Right now, evaluation_metrics_row is kludgy and tries to do way too much stuff, which makes it (a) hard to know exactly what your outputs relate to and (b) hard to customize any internal subfunctions without rewriting the entire loop (or threading some new param everywhere). It also combines a bunch of different types of output metrics into a single hard-to-parse schema (EvaluationRow). We'd like to refactor this!

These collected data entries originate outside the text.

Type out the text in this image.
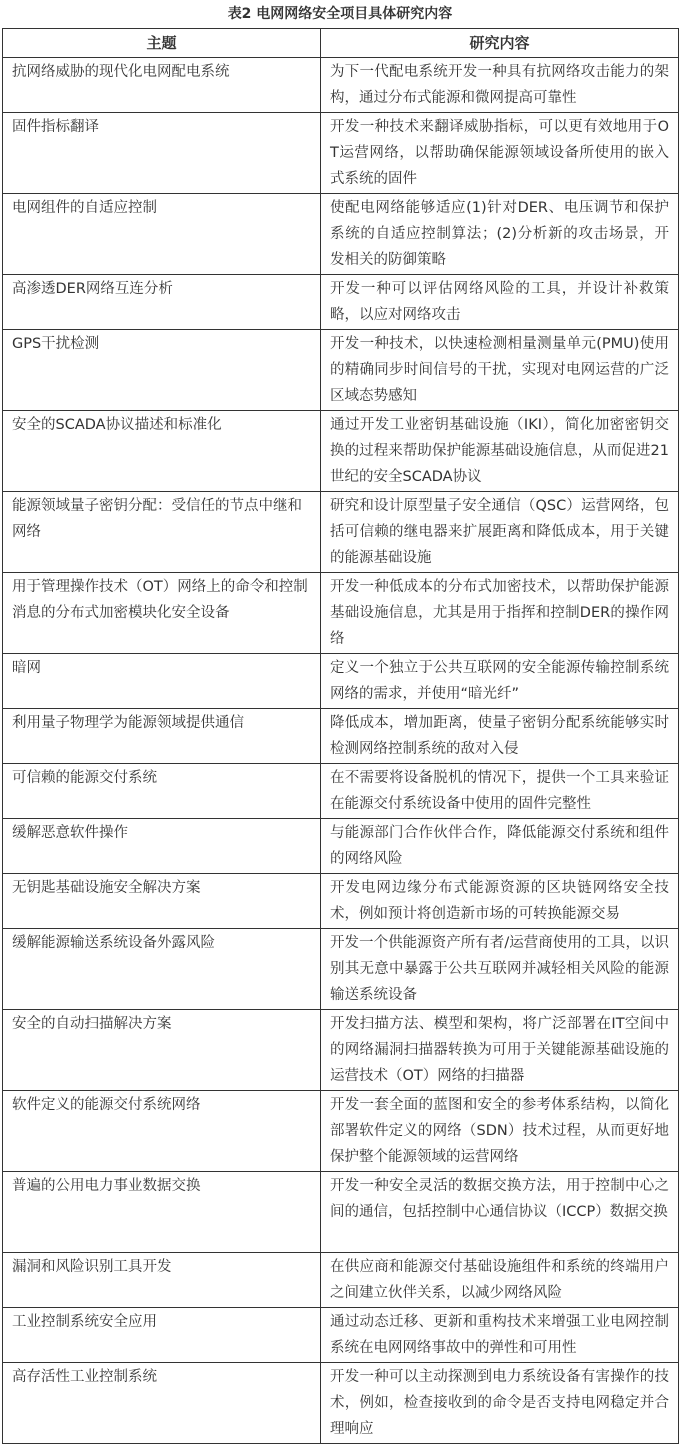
表2 电网网络安全项目具体研究内容
主题	研究内容
抗网络威胁的现代化电网配电系统	为下一代配电系统开发一种具有抗网络攻击能力的架构，通过分布式能源和微网提高可靠性
固件指标翻译	开发一种技术来翻译威胁指标，可以更有效地用于OT运营网络，以帮助确保能源领域设备所使用的嵌入式系统的固件
电网组件的自适应控制	使配电网络能够适应(1)针对DER、电压调节和保护系统的自适应控制算法；(2)分析新的攻击场景，开发相关的防御策略
高渗透DER网络互连分析	开发一种可以评估网络风险的工具，并设计补救策略，以应对网络攻击
GPS干扰检测	开发一种技术，以快速检测相量测量单元(PMU)使用的精确同步时间信号的干扰，实现对电网运营的广泛区域态势感知
安全的SCADA协议描述和标准化	通过开发工业密钥基础设施（IKI），简化加密密钥交换的过程来帮助保护能源基础设施信息，从而促进21世纪的安全SCADA协议
能源领域量子密钥分配：受信任的节点中继和网络	研究和设计原型量子安全通信（QSC）运营网络，包括可信赖的继电器来扩展距离和降低成本，用于关键的能源基础设施
用于管理操作技术（OT）网络上的命令和控制消息的分布式加密模块化安全设备	开发一种低成本的分布式加密技术，以帮助保护能源基础设施信息，尤其是用于指挥和控制DER的操作网络
暗网	定义一个独立于公共互联网的安全能源传输控制系统网络的需求，并使用“暗光纤”
利用量子物理学为能源领域提供通信	降低成本，增加距离，使量子密钥分配系统能够实时检测网络控制系统的敌对入侵
可信赖的能源交付系统	在不需要将设备脱机的情况下，提供一个工具来验证在能源交付系统设备中使用的固件完整性
缓解恶意软件操作	与能源部门合作伙伴合作，降低能源交付系统和组件的网络风险
无钥匙基础设施安全解决方案	开发电网边缘分布式能源资源的区块链网络安全技术，例如预计将创造新市场的可转换能源交易
缓解能源输送系统设备外露风险	开发一个供能源资产所有者/运营商使用的工具，以识别其无意中暴露于公共互联网并减轻相关风险的能源输送系统设备
安全的自动扫描解决方案	开发扫描方法、模型和架构，将广泛部署在IT空间中的网络漏洞扫描器转换为可用于关键能源基础设施的运营技术（OT）网络的扫描器
软件定义的能源交付系统网络	开发一套全面的蓝图和安全的参考体系结构，以简化部署软件定义的网络（SDN）技术过程，从而更好地保护整个能源领域的运营网络
普遍的公用电力事业数据交换	开发一种安全灵活的数据交换方法，用于控制中心之间的通信，包括控制中心通信协议（ICCP）数据交换
漏洞和风险识别工具开发	在供应商和能源交付基础设施组件和系统的终端用户之间建立伙伴关系，以减少网络风险
工业控制系统安全应用	通过动态迁移、更新和重构技术来增强工业电网控制系统在电网网络事故中的弹性和可用性
高存活性工业控制系统	开发一种可以主动探测到电力系统设备有害操作的技术，例如，检查接收到的命令是否支持电网稳定并合理响应
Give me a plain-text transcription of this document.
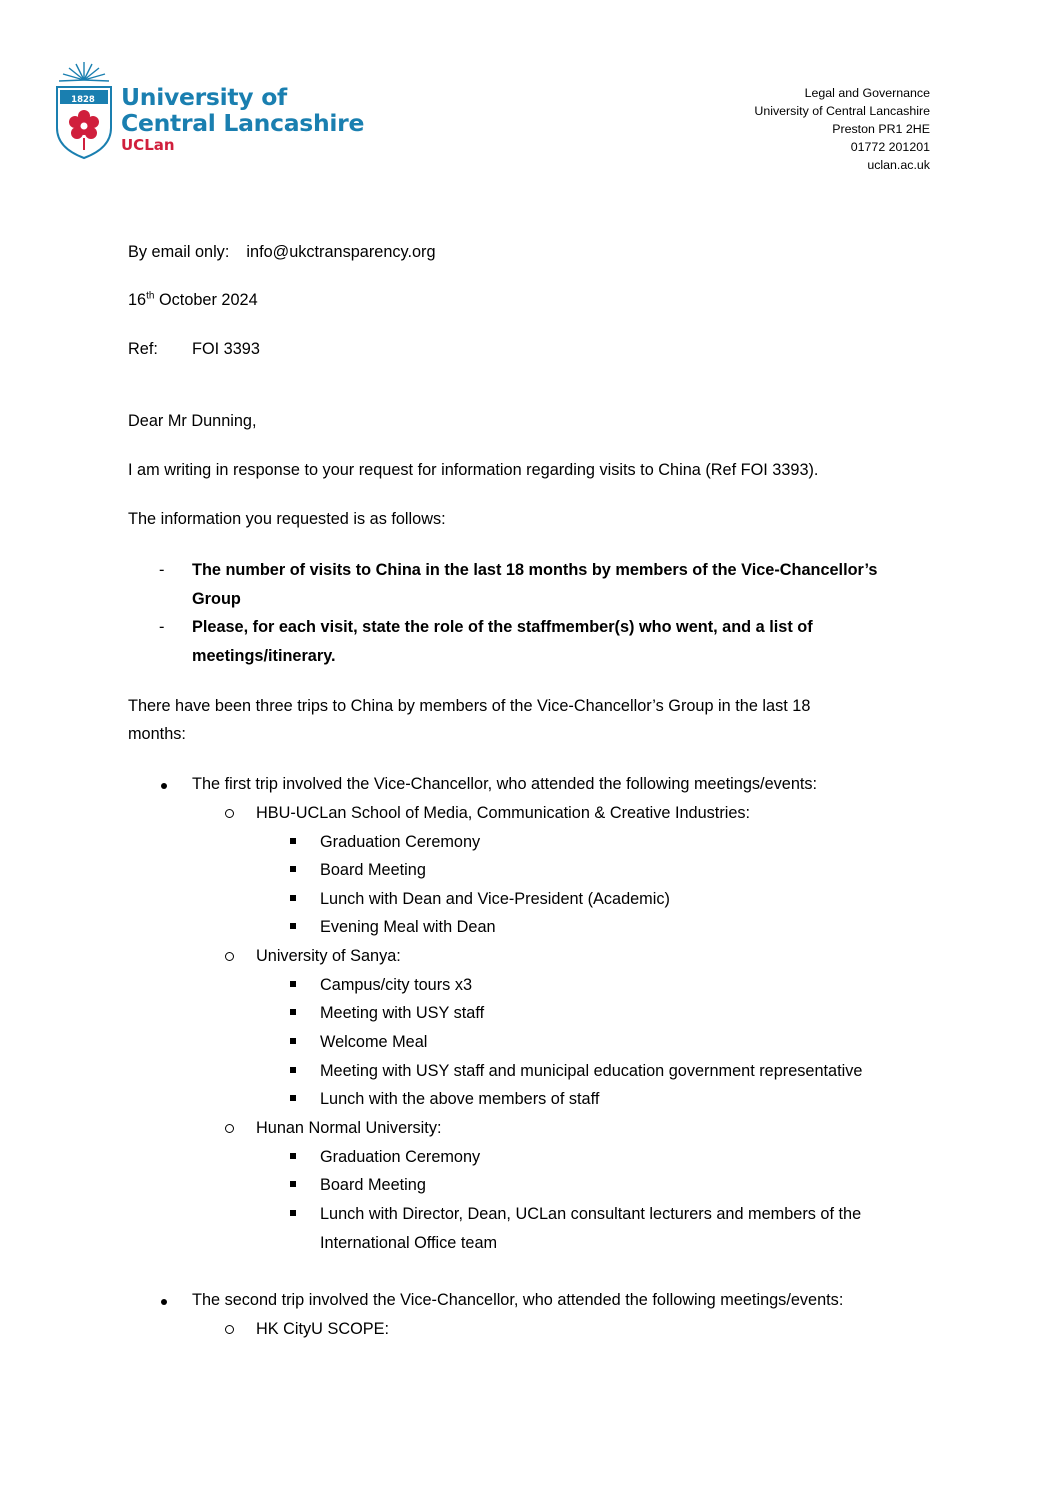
1828 University of
Central Lancashire
UCLan
Legal and Governance
University of Central Lancashire
Preston PR1 2HE
01772 201201
uclan.ac.uk
By email only: info@ukctransparency.org
16th October 2024
Ref: FOI 3393
Dear Mr Dunning,
I am writing in response to your request for information regarding visits to China (Ref FOI 3393).
The information you requested is as follows:
- The number of visits to China in the last 18 months by members of the Vice-Chancellor’s
Group
- Please, for each visit, state the role of the staffmember(s) who went, and a list of
meetings/itinerary.
There have been three trips to China by members of the Vice-Chancellor’s Group in the last 18
months:
The first trip involved the Vice-Chancellor, who attended the following meetings/events:
HBU-UCLan School of Media, Communication & Creative Industries:
Graduation Ceremony
Board Meeting
Lunch with Dean and Vice-President (Academic)
Evening Meal with Dean
University of Sanya:
Campus/city tours x3
Meeting with USY staff
Welcome Meal
Meeting with USY staff and municipal education government representative
Lunch with the above members of staff
Hunan Normal University:
Graduation Ceremony
Board Meeting
Lunch with Director, Dean, UCLan consultant lecturers and members of the
International Office team
The second trip involved the Vice-Chancellor, who attended the following meetings/events:
HK CityU SCOPE:
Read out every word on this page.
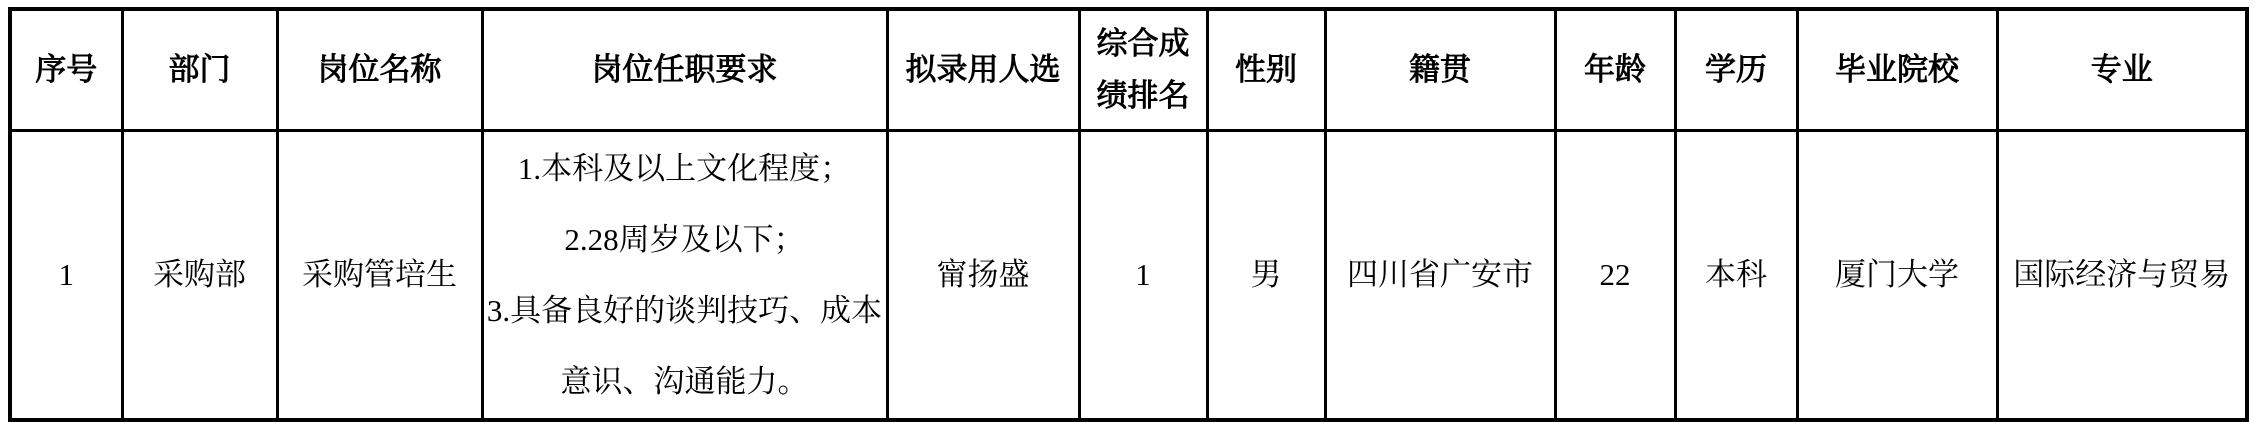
序号	部门	岗位名称	岗位任职要求	拟录用人选	综合成绩排名	性别	籍贯	年龄	学历	毕业院校	专业
1	采购部	采购管培生	1.本科及以上文化程度；
2.28周岁及以下；
3.具备良好的谈判技巧、成本意识、沟通能力。	甯扬盛	1	男	四川省广安市	22	本科	厦门大学	国际经济与贸易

Plan (as devised w/ @ericphanson): Split current evaluation_metrics_row function into three separate (types of) functions:

  1. a function that covers everything not dependent on a specific threshold OR on predicted_hard_labels (e.g., roc curves, pr curves, some calibration curves maybe)
  2. function(s) that choose a threshold, given the output of step 1 - this would also allow choice of specific desired threshold, e.g., thresh for given specificity OR thresh based on calibration curves (default now) OR thresh based on ROC curve minimization (other default currently!)
  3. functions that calculates derived stats that are based on hardened predictions (e.g., confusion matrix, ea kappas, etc) (multiclass AND per-class rows); two methods:
    • (convenience option) takes a hardening option + threshold + observations, compute predicted_hard_labels internally
    • takes predicted_hard_labels, goes from there

What is the output if you call all three steps??

Other important points:

ericphanson commented 2 years ago

I think one nice benefit here is that it'll be easier to use inspect results with several thresholds. For example, I could make a report with first threshold-independent metrics like ROC curves, PR curves, etc. Then I could show metrics with several choices of threshold, e.g. "sensitivity >= s1" for a few choices of s1, and "minimize calibration error", or "max sensitivity * (1-fpr)" (i.e. from the ROC curve).